Perché Platone?

La filosofia, a differenza di ogni altra forma di credenza rivelata, la si fa dialogando e confrontando le idee.

Un grande filosofo del ventesimo secolo, Alfred North Whitehead, aveva affermato nel suo Il processo e la realtà che “la caratterizzazione più sicura della tradizione filosofica europea è che essa consiste in una serie di note a margine su Platone”. Non era l’esagerazione dovuta a un filosofo molto legato al platonismo, perché in fin dei conti tutta la filosofia dopo Platone, e sino ai giorni nostri, anche quando è contraria alle posizioni di Platone, vi fa, sia pure indirettamente, riferimento. Come a dire che Platone ha posto una serie di problemi che ancora, volenti o nolenti, ci obbligano a confrontarci con quanto ha detto.

Ecco perchè è importante capire Platone, e proprio quando si inizia a studiare filosofia: non si tratta solo di capire le sue teorie – e si veda nel testo di Vegetti quanto sia difficile trarre dalla sua opera un sistema definito, poiché occorre tener conto anche di molte sue contraddizioni e ripensamenti, a seconda del periodo in cui scriveva – ma di rendersi conto delle domande che ha suscitato e a cui nel corso dei secoli i vari filosofi hanno tentato le loro risposte. E ritroveremo quindi la lezione di Platone nel neoplatonismo tardo-antico, in sant’Agostino, nelle dispute medievali sul modo in cui conosciamo le cose, e poi nel platonismo rinascimentale, nei filosofi dell’idealismo tedesco, e in molti logici e scienziati contemporanei.
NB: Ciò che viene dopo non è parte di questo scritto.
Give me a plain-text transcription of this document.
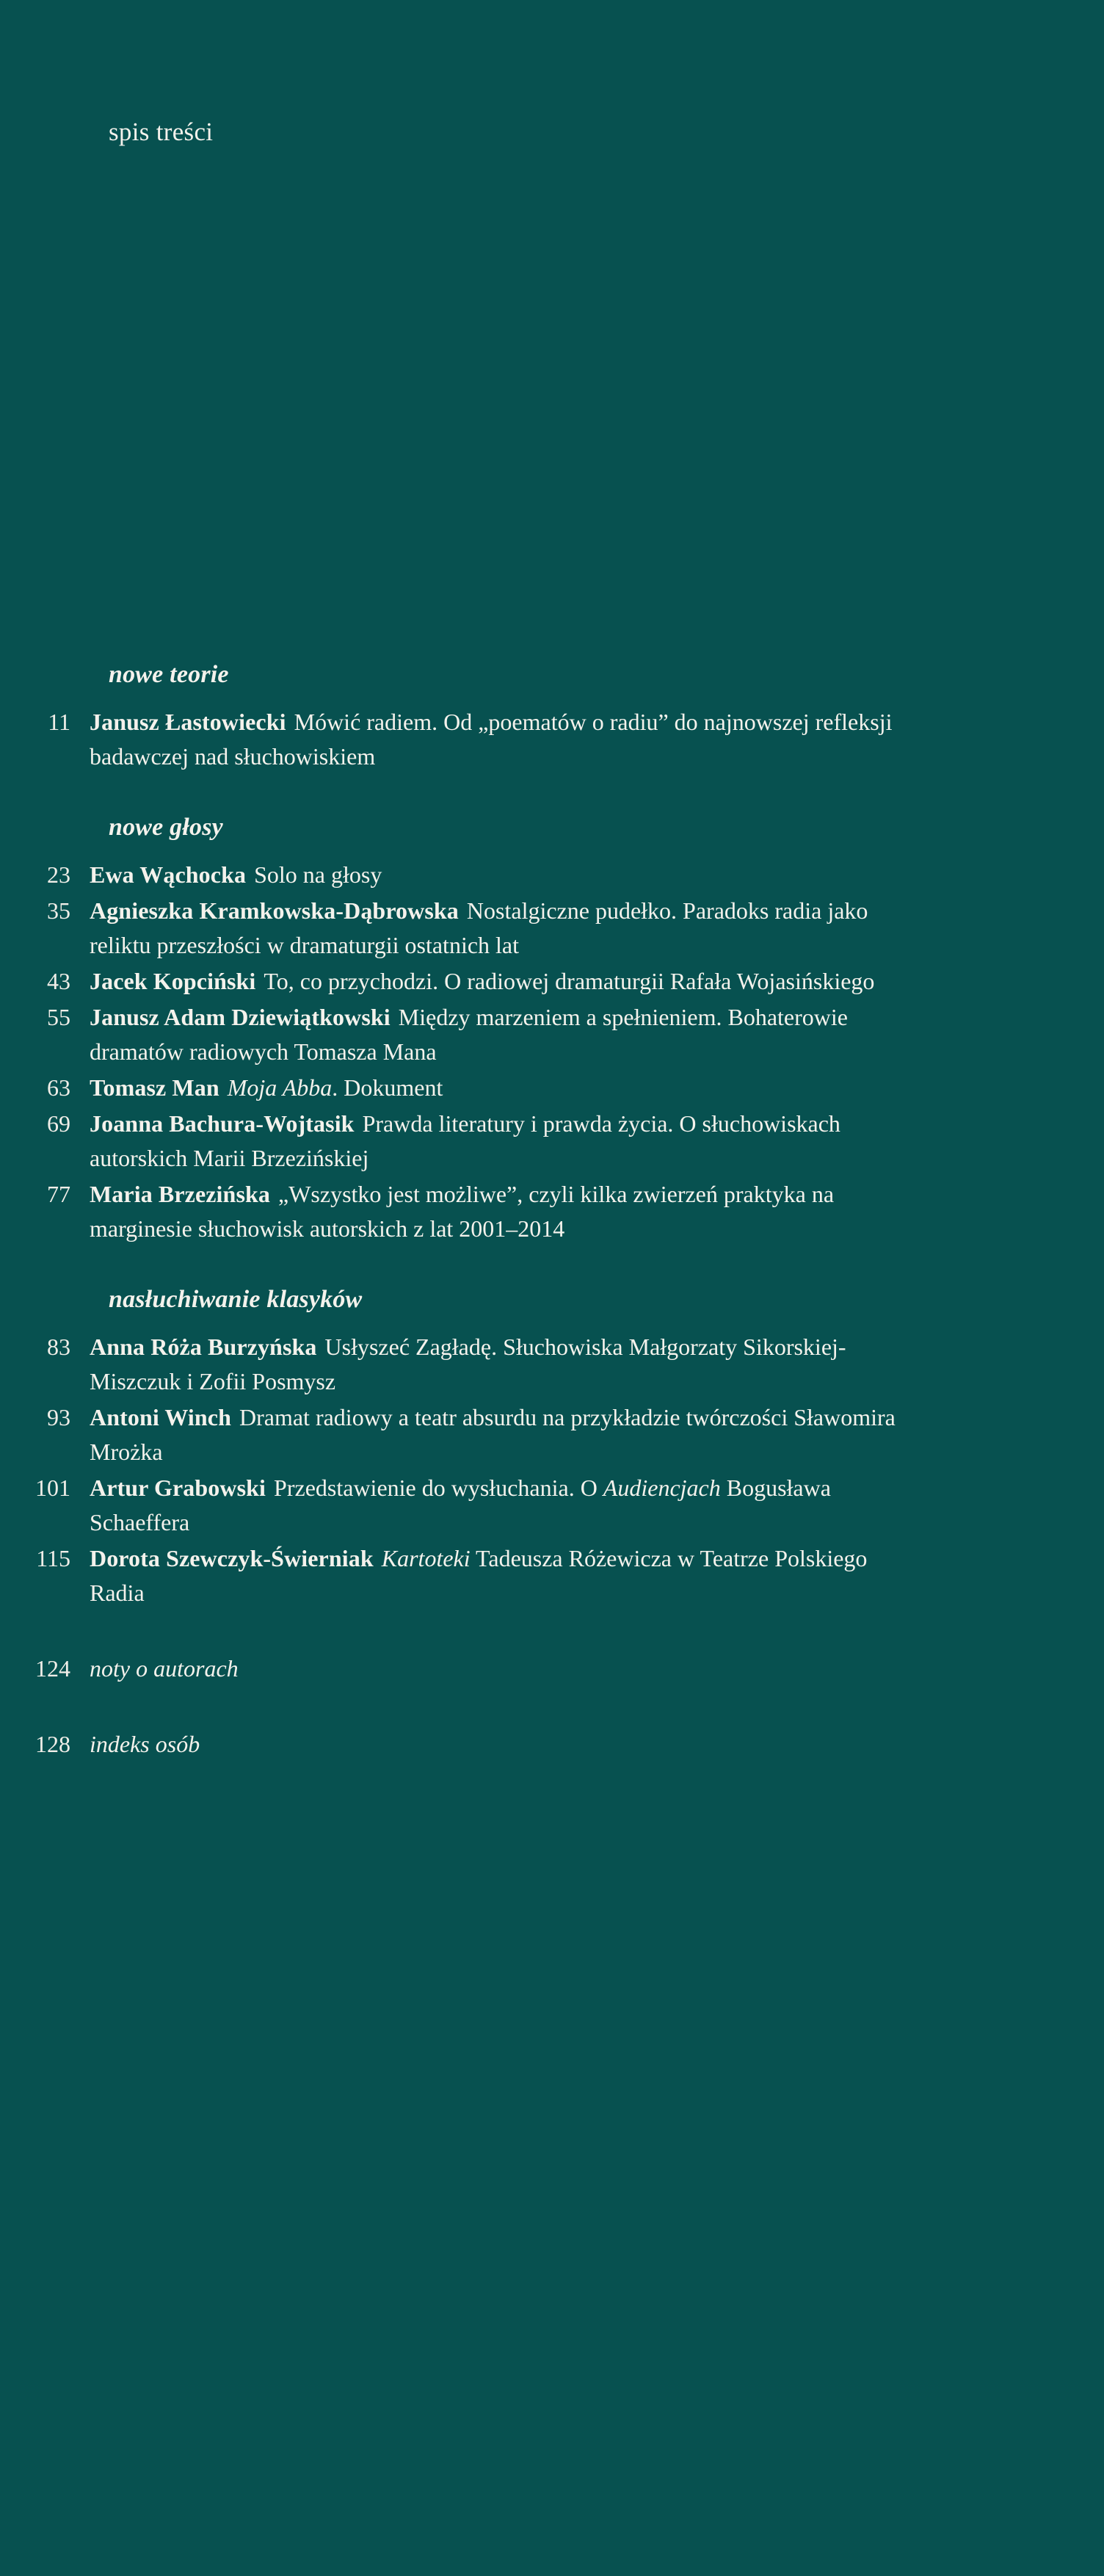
spis treści
nowe teorie
11 Janusz Łastowiecki Mówić radiem. Od „poematów o radiu” do najnowszej refleksji badawczej nad słuchowiskiem
nowe głosy
23 Ewa Wąchocka Solo na głosy
35 Agnieszka Kramkowska-Dąbrowska Nostalgiczne pudełko. Paradoks radia jako reliktu przeszłości w dramaturgii ostatnich lat
43 Jacek Kopciński To, co przychodzi. O radiowej dramaturgii Rafała Wojasińskiego
55 Janusz Adam Dziewiątkowski Między marzeniem a spełnieniem. Bohaterowie dramatów radiowych Tomasza Mana
63 Tomasz Man Moja Abba. Dokument
69 Joanna Bachura-Wojtasik Prawda literatury i prawda życia. O słuchowiskach autorskich Marii Brzezińskiej
77 Maria Brzezińska „Wszystko jest możliwe”, czyli kilka zwierzeń praktyka na marginesie słuchowisk autorskich z lat 2001–2014
nasłuchiwanie klasyków
83 Anna Róża Burzyńska Usłyszeć Zagładę. Słuchowiska Małgorzaty Sikorskiej-Miszczuk i Zofii Posmysz
93 Antoni Winch Dramat radiowy a teatr absurdu na przykładzie twórczości Sławomira Mrożka
101 Artur Grabowski Przedstawienie do wysłuchania. O Audiencjach Bogusława Schaeffera
115 Dorota Szewczyk-Świerniak Kartoteki Tadeusza Różewicza w Teatrze Polskiego Radia
124 noty o autorach
128 indeks osób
La prima lezione di Platone è che la filosofia, a differenza di ogni altra forma di credenza rivelata, la si fa dialogando e confrontando le idee: Platone non è un sofista, nel senso che ritenga che la verità sia relativa alla situazione e ai problemi di chi cerca di convincere gli altri, e il suo dialogo mira a trarre dall’animo dell’interlocutore quello che forse non aveva capito ma che doveva sapere sin dall’inizio. Al tempo stesso Platone ci insegna che non si fa filosofia solo attraverso ragionamenti teorici (e ne fa, e di superbi, in dialoghi molto ardui come il Parmenide), ma che alcuni dei massimi problemi filosofici possono essere resi chiari attraverso un mito, una narrazione. Sono alcune delle allegorie platoniche (come quella della caverna o del cavallo bianco e del cavallo nero) che sono rimaste più impresse nella mente di chi ha sentito parlare di Platone, e talora la sua comprensione si è limitata al ricordo e alla citazione di queste allegorie; ma leggendo i suoi racconti nel contesto del suo pensiero generale, quello che voleva dire risulta più chiaro e memorabile.
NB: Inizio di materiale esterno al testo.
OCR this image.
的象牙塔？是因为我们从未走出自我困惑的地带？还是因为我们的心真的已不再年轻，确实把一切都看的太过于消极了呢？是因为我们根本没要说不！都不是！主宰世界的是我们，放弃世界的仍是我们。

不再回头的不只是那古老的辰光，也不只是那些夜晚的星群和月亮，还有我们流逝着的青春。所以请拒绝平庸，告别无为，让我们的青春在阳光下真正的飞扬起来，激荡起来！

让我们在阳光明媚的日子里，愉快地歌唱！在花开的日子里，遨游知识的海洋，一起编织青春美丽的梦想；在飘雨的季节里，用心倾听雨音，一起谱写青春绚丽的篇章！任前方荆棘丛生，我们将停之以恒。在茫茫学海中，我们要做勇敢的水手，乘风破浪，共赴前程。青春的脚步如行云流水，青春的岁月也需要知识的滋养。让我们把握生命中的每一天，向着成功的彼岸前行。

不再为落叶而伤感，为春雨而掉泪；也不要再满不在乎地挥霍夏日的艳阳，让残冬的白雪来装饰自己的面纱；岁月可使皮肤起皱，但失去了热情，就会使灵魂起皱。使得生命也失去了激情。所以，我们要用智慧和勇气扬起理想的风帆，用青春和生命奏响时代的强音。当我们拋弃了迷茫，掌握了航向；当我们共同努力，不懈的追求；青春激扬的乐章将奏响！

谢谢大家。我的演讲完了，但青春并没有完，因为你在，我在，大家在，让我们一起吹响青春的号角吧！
La dottrina platonica che ha provocato innumerevoli commenti nel corso dei secoli è quella delle idee. Anche qui gli studenti ricordano la vulgata per cui Platone avrebbe pensato alla “cavallinità”, ovvero a idee delle cose particolari, mentre al proposito egli appare molto reticente. Egli pensava piuttosto alle idee matematiche e alle nozioni universali del bello e del bene, della giustizia, dell’uno e dei molti. E su queste idee egli non aveva dubbi: esse non sono le immagini oscure e imprecise che gli uomini vedono sul fondo della caverna in cui sono prigionieri (ovvero le cose che conosciamo nel mondo sensibile), ma entità eterne, “iperuranie”, alla visione delle quali il ragionamento filosofico ci deve condurre, e che sono non solo il modello, ma la causa stessa delle cose che conosciamo attraverso l’esperienza, che delle idee sono solo pallide imitazioni. Se nel Critone Socrate sa con assoluta certezza che deve accettare la morte, ingiusta, perché il cittadino non deve sottrarsi alle leggi della città, non è per pura opinione o esperienza, ma perché possiede un’idea della giustizia. Queste sono le idee che ciascuno ha come nascoste nel fondo dell’anima e che la maieutica socratica, arte della levatrice, deve portare alla luce.

Eppure ancora oggi i filosofi si affannano a stabilire non solo se esista un’idea eterna della giustizia, ma se si possa parlare di un’idea (o di una essenza) di entità sensibili come il cavallo, una definizione per essenza che funga da modello per tutti i cavalli di cui ci parla l’esperienza. Su questo tema si è svolta la disputa sugli “universali” nel medioevo, così come su ispirazione platonica sant’Agostino riteneva che esistessero verità innate nel nostro animo (e persino la teorie contemporanee della conoscenza si affannano o pro o contro il problema dell’innatismo).

Ma altre ancora sono le eredità che Platone ci ha lasciato, e per esempio il modello della diáiresis che appare nel Sofista ci pare lontano parente di certi procedimenti di “selezione binaria” che dominano ancora nelle scienze informatiche.

Naturalmente Platone era figlio del suo tempo e difficilmente potremmo oggi accettare le sue proposte politiche, o la svalutazione dell’arte come imitazione di una imitazione. Ma la scommessa è questa: o si capisce Platone o non si capisce quasi nulla di quello che è avvenuto dopo, a cominciare da Aristotele che pure a Platone ha condotto una critica radicale.